A freeze on duty – and why UK wine drinkers are paying enough

Within a week of the Budget we’re usually wincing at the new, higher rates of duty being charged on our wine as it leaves our Bonded warehouse near London to be delivered to customers. With just one exception in the last 15 years (in 2015, just before, ahem, the 2015 General Election), duty on wine has always gone up. So it’s a welcome relief that Philip Hammond decided to freeze the duty on wine in his Autumn Budget. Here are some insights and graphics as to why wine drinkers in the UK have been hit hard enough already.

  • We shouldn’t forget that UK wine duty went up in the March Budget, from £2.08 to £2.16 a bottle + VAT (now £2.60 inc).
  • This century, wine duty is up 67% in the last 9 years compared to 15% in the 8 years before that. And cost prices have risen due to sterling’s slide – 2 years ago £1 was worth €1.42, now €1.12 😔.
  • Wine drinkers contributed 45% more duty revenue in 2016 than in 2008, even though the volume consumed has remained fairly consistent. By comparison, duty revenues by HMRC for alcohol excluding wine – i.e. spirits and beer mostly – rose 16% from 2008 to 2016. Wine duty revenues (£4066m in 2016) are higher than spirits (£3251m) and beer (£3302m).
  • ‪£3 of a £5 bottle is tax – £2.16 duty and 84p VAT. The net price of this bottle is the same as the jar of jam or the 4-pack of baked beans. (If you saw this in 17 unpalatable truths about UK wine duty – sorry, but I couldn’t resist it.)
  • ‪Half of a £6.50 bottle of (still) wine is tax. A useful guide is that above that price, less than half is spent on tax.
  • Here are the duty rates across the EU, for still wine, showing the huge disparity.
  • Yes, large wine producing nations like France, Spain, Italy and Germany charge a lot less duty, if any – yet wine duty in the UK is over 4 x higher than in, say, Belgium.
  • Duty rates on Sparkling wine across the EU:
  • ‪Duty is more for Sparkling wine, at £2.77 + VAT (£3.33 or £40/12): over £4 of a £7.50 bottle of fizz is tax.
  • ‪With such high duty, by the way, not much sparkling wine is sold in Ireland – less than 5% of wine duty receipts there in 2016 were for sparkling wine (€17m/€371m), compared to the UK at 12% (£488m/£4066m).
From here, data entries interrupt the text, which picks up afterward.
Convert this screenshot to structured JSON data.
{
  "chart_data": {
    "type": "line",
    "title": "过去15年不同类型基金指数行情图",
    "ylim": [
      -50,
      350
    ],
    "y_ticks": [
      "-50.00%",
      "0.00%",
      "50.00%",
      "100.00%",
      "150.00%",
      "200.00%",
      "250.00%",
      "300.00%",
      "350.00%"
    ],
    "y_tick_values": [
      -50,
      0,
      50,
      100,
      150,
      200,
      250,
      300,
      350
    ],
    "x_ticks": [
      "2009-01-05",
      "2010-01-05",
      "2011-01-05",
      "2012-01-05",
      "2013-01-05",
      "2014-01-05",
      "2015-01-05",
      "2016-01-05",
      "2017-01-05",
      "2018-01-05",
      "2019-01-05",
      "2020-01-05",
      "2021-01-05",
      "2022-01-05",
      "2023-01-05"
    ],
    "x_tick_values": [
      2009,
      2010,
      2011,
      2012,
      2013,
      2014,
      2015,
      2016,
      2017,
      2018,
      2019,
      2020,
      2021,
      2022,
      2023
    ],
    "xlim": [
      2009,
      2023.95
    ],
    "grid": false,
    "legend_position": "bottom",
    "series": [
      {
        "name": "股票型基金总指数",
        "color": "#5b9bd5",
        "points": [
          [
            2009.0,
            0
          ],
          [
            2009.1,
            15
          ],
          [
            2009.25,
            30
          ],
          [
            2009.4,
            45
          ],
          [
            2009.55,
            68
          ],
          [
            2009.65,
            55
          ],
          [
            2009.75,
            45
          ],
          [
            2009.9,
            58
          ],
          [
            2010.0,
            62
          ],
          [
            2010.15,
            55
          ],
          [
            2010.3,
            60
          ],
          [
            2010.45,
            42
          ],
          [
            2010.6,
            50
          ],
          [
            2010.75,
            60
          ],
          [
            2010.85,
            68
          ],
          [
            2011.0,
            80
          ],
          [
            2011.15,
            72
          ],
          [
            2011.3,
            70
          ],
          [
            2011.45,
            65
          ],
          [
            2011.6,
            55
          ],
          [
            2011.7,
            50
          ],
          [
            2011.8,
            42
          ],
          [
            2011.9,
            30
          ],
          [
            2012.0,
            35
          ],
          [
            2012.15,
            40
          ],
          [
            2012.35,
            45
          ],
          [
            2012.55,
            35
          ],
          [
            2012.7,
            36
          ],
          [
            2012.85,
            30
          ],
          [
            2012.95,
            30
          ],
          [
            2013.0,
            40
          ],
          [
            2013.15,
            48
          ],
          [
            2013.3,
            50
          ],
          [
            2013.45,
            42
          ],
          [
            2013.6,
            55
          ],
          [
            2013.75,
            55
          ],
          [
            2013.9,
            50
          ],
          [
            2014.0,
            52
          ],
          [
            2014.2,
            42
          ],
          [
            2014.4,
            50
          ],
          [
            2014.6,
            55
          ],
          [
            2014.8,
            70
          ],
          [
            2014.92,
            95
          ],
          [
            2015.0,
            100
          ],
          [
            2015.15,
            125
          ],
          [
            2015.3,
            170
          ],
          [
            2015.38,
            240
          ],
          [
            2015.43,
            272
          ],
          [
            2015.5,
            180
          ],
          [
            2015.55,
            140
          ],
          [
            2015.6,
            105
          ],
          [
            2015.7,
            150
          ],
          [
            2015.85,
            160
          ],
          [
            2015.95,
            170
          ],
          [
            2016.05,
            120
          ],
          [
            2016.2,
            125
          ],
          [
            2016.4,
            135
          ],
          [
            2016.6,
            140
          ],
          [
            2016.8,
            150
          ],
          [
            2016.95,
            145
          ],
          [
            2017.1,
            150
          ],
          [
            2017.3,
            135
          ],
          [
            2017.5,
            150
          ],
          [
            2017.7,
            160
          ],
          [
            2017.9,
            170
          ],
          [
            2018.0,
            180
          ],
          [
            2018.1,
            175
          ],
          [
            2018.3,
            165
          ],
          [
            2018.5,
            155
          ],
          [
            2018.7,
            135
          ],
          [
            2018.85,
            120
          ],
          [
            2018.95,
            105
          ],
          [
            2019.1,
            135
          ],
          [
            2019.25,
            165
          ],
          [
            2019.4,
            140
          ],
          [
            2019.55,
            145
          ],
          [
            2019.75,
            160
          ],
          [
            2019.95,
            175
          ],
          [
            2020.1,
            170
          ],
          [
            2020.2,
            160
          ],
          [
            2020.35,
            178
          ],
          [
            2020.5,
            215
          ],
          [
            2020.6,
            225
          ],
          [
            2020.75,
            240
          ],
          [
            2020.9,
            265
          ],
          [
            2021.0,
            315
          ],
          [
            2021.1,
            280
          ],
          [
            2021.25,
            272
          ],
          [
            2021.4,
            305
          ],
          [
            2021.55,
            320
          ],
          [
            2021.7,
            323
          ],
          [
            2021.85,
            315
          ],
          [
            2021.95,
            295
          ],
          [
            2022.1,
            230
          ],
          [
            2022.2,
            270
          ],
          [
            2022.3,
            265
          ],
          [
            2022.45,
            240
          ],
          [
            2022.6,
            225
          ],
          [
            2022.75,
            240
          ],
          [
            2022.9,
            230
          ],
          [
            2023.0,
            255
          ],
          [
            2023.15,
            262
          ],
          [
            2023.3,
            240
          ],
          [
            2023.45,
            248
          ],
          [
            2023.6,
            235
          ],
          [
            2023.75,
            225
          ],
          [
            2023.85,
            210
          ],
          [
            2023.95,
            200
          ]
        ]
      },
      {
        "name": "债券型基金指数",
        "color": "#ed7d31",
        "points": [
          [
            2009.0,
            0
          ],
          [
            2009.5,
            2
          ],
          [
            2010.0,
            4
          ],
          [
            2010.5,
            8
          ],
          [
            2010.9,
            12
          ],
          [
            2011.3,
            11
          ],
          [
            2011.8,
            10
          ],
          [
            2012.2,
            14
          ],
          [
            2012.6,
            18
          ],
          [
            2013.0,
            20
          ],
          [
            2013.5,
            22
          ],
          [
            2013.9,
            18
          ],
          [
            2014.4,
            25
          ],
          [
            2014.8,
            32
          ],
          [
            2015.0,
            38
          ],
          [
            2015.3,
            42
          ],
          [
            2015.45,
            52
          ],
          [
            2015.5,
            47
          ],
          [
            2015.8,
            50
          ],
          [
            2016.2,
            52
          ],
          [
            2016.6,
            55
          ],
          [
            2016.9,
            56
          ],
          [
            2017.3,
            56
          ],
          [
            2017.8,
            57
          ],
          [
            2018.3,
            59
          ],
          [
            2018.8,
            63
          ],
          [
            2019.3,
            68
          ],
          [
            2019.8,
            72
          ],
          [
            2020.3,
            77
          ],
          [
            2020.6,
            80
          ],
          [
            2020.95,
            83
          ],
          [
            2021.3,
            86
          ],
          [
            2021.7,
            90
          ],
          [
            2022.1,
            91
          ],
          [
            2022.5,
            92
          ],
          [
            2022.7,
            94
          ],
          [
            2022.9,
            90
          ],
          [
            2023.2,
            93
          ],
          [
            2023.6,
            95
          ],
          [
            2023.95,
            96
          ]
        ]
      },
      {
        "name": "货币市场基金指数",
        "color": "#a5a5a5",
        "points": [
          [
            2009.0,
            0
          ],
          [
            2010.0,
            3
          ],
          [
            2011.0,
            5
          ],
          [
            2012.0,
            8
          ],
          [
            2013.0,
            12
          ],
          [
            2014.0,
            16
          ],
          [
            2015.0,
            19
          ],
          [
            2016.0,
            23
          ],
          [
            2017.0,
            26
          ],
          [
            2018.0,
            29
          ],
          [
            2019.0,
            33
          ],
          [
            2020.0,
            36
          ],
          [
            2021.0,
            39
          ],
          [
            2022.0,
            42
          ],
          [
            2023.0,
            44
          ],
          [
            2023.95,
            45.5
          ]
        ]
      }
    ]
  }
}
  • Of all wine duty revenue levied by countries in the EU, the UK takes over 63%.
  • That 63% UK share is down on previous years (66+%) due to the lower value of sterling. (The UK population is around 13% of the EU total.)
  • ‪The Chancellor said he wanted to support pubs by not increasing duty: he’s right – duty is payable as soon as the wine leaves customs or a Bonded warehouse, so it’s treated – by pubs, wine shops etc – as a cost on which a margin has to be made. It’s also tough on cashflo‬w.
  • So we raise a glass to the Chancellor for freezing duty on wine, as well as on spirits, beer and most ciders. After all, it makes good economic sense for all, and nobody wants a bleak mid-winter.
  • And, finally, well done to my friend Miles Beale and his team at the Wine and Spirit Trade Association for their campaign to keep duty increases to a minimum in support of businesses and consumers.